Extract the data using the rule:
node_data <- with(iris, iris[eval(parse(text=paste(rule, collapse=" & "))), ])
head(node_data)
Sepal.Length Sepal.Width Petal.Length Petal.Width Species
71 5.9 3.2 4.8 1.8 versicolor
101 6.3 3.3 6.0 2.5 virginica
102 5.8 2.7 5.1 1.9 virginica
103 7.1 3.0 5.9 2.1 virginica
104 6.3 2.9 5.6 1.8 virginica
105 6.5 3.0 5.8 2.2 virginica
I could solve this in the following way
DISCLAIMER: Obviously must be better ways of solving this, but this hacks works and do what I want... (I am not very proud of it...is hackish, but works)
Ok, lets start. Basically the idea is using the package sqldf
If you check the question, the last piece of code, puts in a list every piece of the path of the tree. So, I will start from there
library(sqldf)
library(stringr)
# Transform to a character vector
rule.v <- unlist(rule, use.names=FALSE)[-1]
# Remove all the dots, sqldf doesn't handles dots in names
rule.v <- str_replace_all(rule.v, pattern="([a-zA-Z])\\.([a-zA-Z])", replacement="\\1_\\2")
# We have to remove all the equal signs to 'in ('
rule.v <- str_replace_all(rule.v, pattern="([a-zA-Z0-9])=", replacement="\\1 in ('")
# Embrace all the elements in the lists of values with " ' "
# The last element couldn't be modified in this way (Any ideas?)

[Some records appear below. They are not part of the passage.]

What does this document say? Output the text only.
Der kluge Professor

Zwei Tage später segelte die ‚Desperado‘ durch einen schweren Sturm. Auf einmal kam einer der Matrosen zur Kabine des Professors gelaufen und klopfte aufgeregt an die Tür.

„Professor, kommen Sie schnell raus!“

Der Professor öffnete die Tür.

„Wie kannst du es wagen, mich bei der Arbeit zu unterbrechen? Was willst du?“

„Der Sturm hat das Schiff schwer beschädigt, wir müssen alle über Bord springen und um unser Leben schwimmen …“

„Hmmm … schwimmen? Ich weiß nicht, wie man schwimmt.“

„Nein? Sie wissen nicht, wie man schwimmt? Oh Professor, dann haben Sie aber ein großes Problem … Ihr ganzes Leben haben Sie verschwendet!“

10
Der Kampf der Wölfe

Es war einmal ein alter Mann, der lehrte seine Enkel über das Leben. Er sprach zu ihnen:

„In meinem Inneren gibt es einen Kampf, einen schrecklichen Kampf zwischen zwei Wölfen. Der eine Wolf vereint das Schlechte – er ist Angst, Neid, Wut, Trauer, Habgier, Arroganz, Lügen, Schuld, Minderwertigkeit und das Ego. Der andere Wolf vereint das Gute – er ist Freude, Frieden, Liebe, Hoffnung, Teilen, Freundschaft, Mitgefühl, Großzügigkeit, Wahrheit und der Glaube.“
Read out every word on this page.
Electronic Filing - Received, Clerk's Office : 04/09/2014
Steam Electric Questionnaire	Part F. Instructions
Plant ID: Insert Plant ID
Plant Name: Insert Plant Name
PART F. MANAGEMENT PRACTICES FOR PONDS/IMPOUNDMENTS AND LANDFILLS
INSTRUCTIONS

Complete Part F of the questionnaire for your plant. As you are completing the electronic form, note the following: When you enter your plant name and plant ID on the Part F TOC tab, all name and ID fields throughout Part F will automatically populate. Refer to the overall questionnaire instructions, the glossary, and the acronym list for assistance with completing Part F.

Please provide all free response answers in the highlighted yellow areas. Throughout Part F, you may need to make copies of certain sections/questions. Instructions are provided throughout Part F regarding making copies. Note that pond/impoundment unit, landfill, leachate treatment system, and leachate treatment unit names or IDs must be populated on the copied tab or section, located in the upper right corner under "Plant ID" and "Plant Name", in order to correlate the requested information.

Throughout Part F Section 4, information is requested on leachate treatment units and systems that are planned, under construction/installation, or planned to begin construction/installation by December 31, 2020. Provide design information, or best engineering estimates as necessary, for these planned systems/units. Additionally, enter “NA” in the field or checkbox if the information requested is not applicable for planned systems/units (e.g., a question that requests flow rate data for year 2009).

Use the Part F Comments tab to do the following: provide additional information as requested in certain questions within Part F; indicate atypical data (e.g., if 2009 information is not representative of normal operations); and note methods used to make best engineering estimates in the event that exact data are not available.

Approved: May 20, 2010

rule.v <- str_replace_all(rule.v, pattern=",", replacement="','")
# Close the last element with apostrophe and a ")"
for (i in which(!is.na(str_extract(pattern="in", string=rule.v)))) {
rule.v[i] <- paste(append(rule.v[i], "')"), collapse="")
}
# Collapse all the list in one string joined by " AND "
rule.v <- paste(rule.v, collapse = " AND ")
# Generate the query
# Use any metric that you can get from the data frame
query <- paste("SELECT Species, count(Species) FROM iris WHERE ", rule.v, " group by Species", sep="")
# For debug only...
print(query)
# Execute and print the results
print(sqldf(query))
And that's all!
I warned you, It was hackish...
Hopefully this helps someone else ...
Thanks for all the help and suggestions!